Left with little clue how the interior originally looked on his Fleetwood-bodied Packard, Hanson and Tillman relied on period photos uncovered in the Detroit Public Library’s collection to upholster the car.
Meanwhile, the 85-hp, 357.8-cid straight-eight registered low oil pressure and had water jackets that leaked, so with the prodding of a fellow Packard enthusiast, Hanson continued to tweak the engine. He now knows his car’s engine front to back and how to properly tune it.
“I should have put zippers on the oil pan and front cover, I had them off and on so many times,” he said.
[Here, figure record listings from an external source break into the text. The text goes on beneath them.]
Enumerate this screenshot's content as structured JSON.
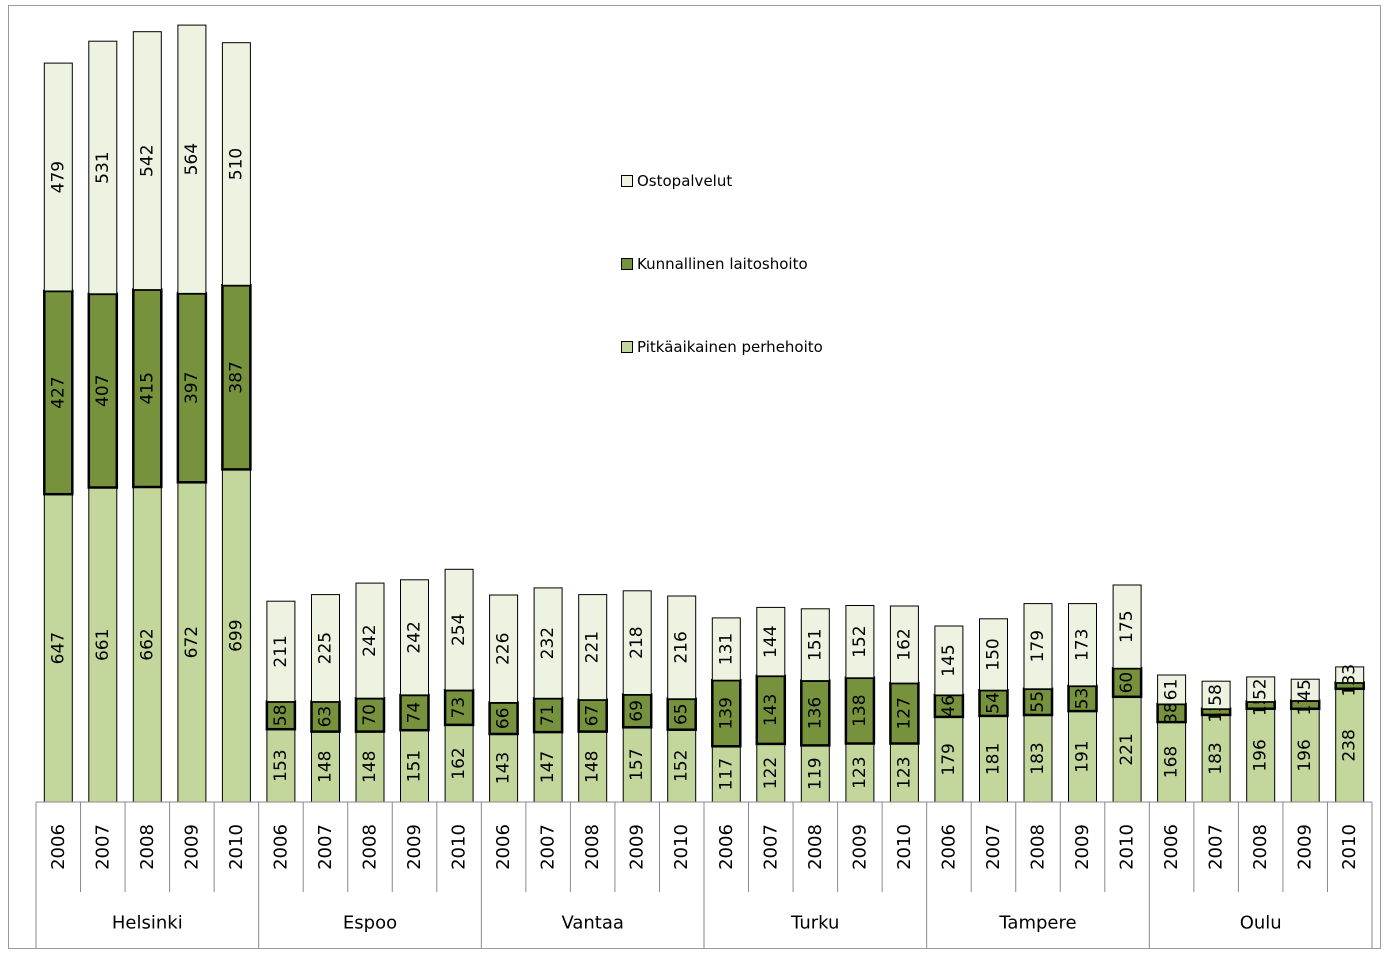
{
  "chart_data": {
    "type": "bar",
    "stacked": true,
    "title": "",
    "legend": {
      "position": "center",
      "items": [
        {
          "name": "Ostopalvelut",
          "color": "#eef2e1"
        },
        {
          "name": "Kunnallinen laitoshoito",
          "color": "#76923c"
        },
        {
          "name": "Pitkäaikainen perhehoito",
          "color": "#c3d69b"
        }
      ]
    },
    "groups": [
      {
        "name": "Helsinki",
        "years": [
          "2006",
          "2007",
          "2008",
          "2009",
          "2010"
        ]
      },
      {
        "name": "Espoo",
        "years": [
          "2006",
          "2007",
          "2008",
          "2009",
          "2010"
        ]
      },
      {
        "name": "Vantaa",
        "years": [
          "2006",
          "2007",
          "2008",
          "2009",
          "2010"
        ]
      },
      {
        "name": "Turku",
        "years": [
          "2006",
          "2007",
          "2008",
          "2009",
          "2010"
        ]
      },
      {
        "name": "Tampere",
        "years": [
          "2006",
          "2007",
          "2008",
          "2009",
          "2010"
        ]
      },
      {
        "name": "Oulu",
        "years": [
          "2006",
          "2007",
          "2008",
          "2009",
          "2010"
        ]
      }
    ],
    "series": [
      {
        "name": "Pitkäaikainen perhehoito",
        "values": [
          647,
          661,
          662,
          672,
          699,
          153,
          148,
          148,
          151,
          162,
          143,
          147,
          148,
          157,
          152,
          117,
          122,
          119,
          123,
          123,
          179,
          181,
          183,
          191,
          221,
          168,
          183,
          196,
          196,
          238
        ]
      },
      {
        "name": "Kunnallinen laitoshoito",
        "values": [
          427,
          407,
          415,
          397,
          387,
          58,
          63,
          70,
          74,
          73,
          66,
          71,
          67,
          69,
          65,
          139,
          143,
          136,
          138,
          127,
          46,
          54,
          55,
          53,
          60,
          38,
          13,
          15,
          17,
          13
        ]
      },
      {
        "name": "Ostopalvelut",
        "values": [
          479,
          531,
          542,
          564,
          510,
          211,
          225,
          242,
          242,
          254,
          226,
          232,
          221,
          218,
          216,
          131,
          144,
          151,
          152,
          162,
          145,
          150,
          179,
          173,
          175,
          61,
          58,
          52,
          45,
          33
        ]
      }
    ],
    "ylim": [
      0,
      1610
    ],
    "grid": false
  }
}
By 2009, the car was ready to be shown, and it made appearances at concours such as the Milwaukee Masterpiece and Salisbury Concours d’Elegance, plus two Classic Car Club of America meets, where its received its Primary and Senior Awards, which confirm its authenticity. Hanson also hopes to enter the car in Antique Automobile Club of America events in the future.
“I would really like to take it to Hershey in October and that’s a big commitment,” he said. “When I took it to the Masterpiece, I got the Most Elegant Award, and I usually get some kind of an award. It’s nice to get an award, but I enjoy the show for the show.”
Through the years, Hanson has sold cars in order to start new projects, but this Packard might just be a keeper. “I would like to think I won’t sell it, but we’re all just caretakers. It’s the journey — not the destination — that drives us,” he said.
Maybe there is another Packard puzzle waiting around the corner. And if there is, Hanson is just the man to put it back together.